Il va vous falloir endurer le pilot et l’épisode 2 qui se présentent en tout point comme un teen drama SF peu savoureux, avec l’arrivée sur Terre d’une centaine d’adolescents 97 ans après que l’humanité ait quitté la planète bleue à cause d’une guerre nucléaire. Leur but ? Savoir si la Terre est à nouveau vivable et l’air respirable. La série n’est en soi pas une série #TooFemale, avec un casting respectant la parité.
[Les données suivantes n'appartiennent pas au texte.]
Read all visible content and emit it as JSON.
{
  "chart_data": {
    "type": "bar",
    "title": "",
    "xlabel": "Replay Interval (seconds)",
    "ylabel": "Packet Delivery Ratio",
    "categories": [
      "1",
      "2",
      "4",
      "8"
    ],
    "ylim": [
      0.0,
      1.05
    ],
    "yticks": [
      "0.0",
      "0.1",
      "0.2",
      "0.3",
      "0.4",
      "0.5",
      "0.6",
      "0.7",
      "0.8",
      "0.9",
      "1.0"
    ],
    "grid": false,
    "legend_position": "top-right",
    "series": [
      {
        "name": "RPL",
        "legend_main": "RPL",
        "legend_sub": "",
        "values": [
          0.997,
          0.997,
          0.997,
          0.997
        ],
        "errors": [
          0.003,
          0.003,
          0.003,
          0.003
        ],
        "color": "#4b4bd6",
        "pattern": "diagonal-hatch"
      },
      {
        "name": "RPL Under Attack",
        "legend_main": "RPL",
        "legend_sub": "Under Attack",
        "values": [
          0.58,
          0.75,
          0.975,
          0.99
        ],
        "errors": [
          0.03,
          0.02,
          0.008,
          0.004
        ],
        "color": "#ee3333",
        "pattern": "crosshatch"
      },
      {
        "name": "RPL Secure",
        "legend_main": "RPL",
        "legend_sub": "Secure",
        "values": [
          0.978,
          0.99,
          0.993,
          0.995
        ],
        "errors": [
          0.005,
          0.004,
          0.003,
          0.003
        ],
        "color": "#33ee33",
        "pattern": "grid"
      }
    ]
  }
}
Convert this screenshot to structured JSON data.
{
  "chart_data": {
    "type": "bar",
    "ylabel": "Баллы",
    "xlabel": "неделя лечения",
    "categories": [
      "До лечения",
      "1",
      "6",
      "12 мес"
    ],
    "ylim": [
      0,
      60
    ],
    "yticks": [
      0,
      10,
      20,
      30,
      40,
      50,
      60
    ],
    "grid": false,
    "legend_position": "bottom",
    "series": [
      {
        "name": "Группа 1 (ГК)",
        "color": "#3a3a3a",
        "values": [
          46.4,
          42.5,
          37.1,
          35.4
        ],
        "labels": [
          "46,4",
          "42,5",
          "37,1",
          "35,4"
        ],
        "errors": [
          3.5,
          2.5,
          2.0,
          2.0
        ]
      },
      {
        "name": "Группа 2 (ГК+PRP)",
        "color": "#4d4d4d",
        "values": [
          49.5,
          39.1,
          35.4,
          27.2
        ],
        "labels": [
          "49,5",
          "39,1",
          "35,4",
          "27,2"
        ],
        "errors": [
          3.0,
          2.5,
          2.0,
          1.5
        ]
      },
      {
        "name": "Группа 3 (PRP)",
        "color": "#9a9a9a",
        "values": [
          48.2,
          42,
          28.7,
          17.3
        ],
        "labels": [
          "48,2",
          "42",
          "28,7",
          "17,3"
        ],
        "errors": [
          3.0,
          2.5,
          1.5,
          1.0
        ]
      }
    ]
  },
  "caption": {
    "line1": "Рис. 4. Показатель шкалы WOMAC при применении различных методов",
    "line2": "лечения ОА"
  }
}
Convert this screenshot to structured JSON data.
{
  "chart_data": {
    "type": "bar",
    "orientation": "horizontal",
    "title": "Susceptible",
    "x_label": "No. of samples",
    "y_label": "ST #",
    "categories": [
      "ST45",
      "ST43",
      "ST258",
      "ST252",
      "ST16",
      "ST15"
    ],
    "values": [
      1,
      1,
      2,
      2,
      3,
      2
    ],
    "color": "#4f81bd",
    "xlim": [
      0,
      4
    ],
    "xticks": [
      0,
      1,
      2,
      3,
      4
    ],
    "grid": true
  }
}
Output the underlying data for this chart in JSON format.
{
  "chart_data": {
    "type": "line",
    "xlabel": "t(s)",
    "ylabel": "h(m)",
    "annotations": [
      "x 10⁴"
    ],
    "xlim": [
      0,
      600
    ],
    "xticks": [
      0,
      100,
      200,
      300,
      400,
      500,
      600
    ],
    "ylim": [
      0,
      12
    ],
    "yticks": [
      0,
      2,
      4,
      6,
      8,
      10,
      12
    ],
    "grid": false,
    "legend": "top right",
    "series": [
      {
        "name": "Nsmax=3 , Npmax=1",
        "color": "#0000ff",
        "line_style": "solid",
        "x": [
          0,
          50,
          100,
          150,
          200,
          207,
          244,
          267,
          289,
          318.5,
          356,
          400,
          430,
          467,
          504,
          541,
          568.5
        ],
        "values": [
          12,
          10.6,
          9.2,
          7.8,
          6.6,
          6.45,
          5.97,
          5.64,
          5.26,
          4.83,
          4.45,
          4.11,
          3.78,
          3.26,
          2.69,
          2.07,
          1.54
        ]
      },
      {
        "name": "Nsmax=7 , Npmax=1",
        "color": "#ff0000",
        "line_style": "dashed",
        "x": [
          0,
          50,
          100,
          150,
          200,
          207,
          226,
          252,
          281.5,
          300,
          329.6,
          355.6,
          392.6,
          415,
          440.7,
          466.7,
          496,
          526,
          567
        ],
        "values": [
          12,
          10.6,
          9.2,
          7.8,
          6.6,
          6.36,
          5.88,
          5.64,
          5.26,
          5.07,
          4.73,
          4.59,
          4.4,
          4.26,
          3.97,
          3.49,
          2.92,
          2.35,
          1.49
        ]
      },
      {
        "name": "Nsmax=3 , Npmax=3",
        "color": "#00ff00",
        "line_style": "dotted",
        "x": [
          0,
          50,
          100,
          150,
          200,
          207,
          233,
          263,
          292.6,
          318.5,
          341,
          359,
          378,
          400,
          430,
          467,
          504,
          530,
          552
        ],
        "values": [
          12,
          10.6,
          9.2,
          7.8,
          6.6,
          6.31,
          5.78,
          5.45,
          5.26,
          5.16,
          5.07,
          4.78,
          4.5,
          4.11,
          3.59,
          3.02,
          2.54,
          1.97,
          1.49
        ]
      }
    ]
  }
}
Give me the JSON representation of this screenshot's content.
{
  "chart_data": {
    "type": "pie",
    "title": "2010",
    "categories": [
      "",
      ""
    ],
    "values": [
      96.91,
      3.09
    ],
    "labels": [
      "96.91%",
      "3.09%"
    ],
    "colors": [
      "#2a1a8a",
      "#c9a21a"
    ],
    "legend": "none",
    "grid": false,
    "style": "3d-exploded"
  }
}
Oui, mais ce sont bien les femmes qui sont aux commandes dans The 100 et, à l’instar de Buffy, ce qui compte c’est l’évolution des personnages… et croyez-moi elles évoluent vite, on passe du teen drama foireux à une série beaucoup plus mature extrêmement rapidement ! Pour ceux qui sont déjà à jour, je parle de la dernière saison par ici.

 00> Unreal

Cette série nous raconte les coulisses d’une émission de télé-réalité fictive, qui si elle n’était pas fictive s’appellerait Bachelor. Sur le coup, le synopsis me tentait moyen, mais croyez-moi, vous ne regretterez pas de jeter un coup d’œil à cette série ! Les 10 épisodes de la saison 1 couvre une saison du Bachelor et s’attarde sur quelques candidates dont la vie nous est dévoilée… pour mieux comprendre de quelle manière les productrices les manipulent, pas forcément de bon cœur. Toute la tension d’Unreal réside dans le fait qu’il faut des images pour vendre le programme, mais qu’en même temps, cela suppose d’abandonner toute humanité. Il y a celles qui entrent volontairement dans le jeu et celles qui se font bouffer par la télé-réalité. Du coup, la tension est souvent palpable, le drame succède à la comédie et l’intensité va crescendo tout au long de la première saison. Il est encore temps de vous mettre à jour car la saison 2 est pour très bientôt et qu’il existe même une web-série retraçant la vie d’une candidate après l’émission (web-série elle aussi #TooFemale) ! À noter: la saison 1 sera diffusée sur Nrj12 à partir du 24 mai, à 20h50.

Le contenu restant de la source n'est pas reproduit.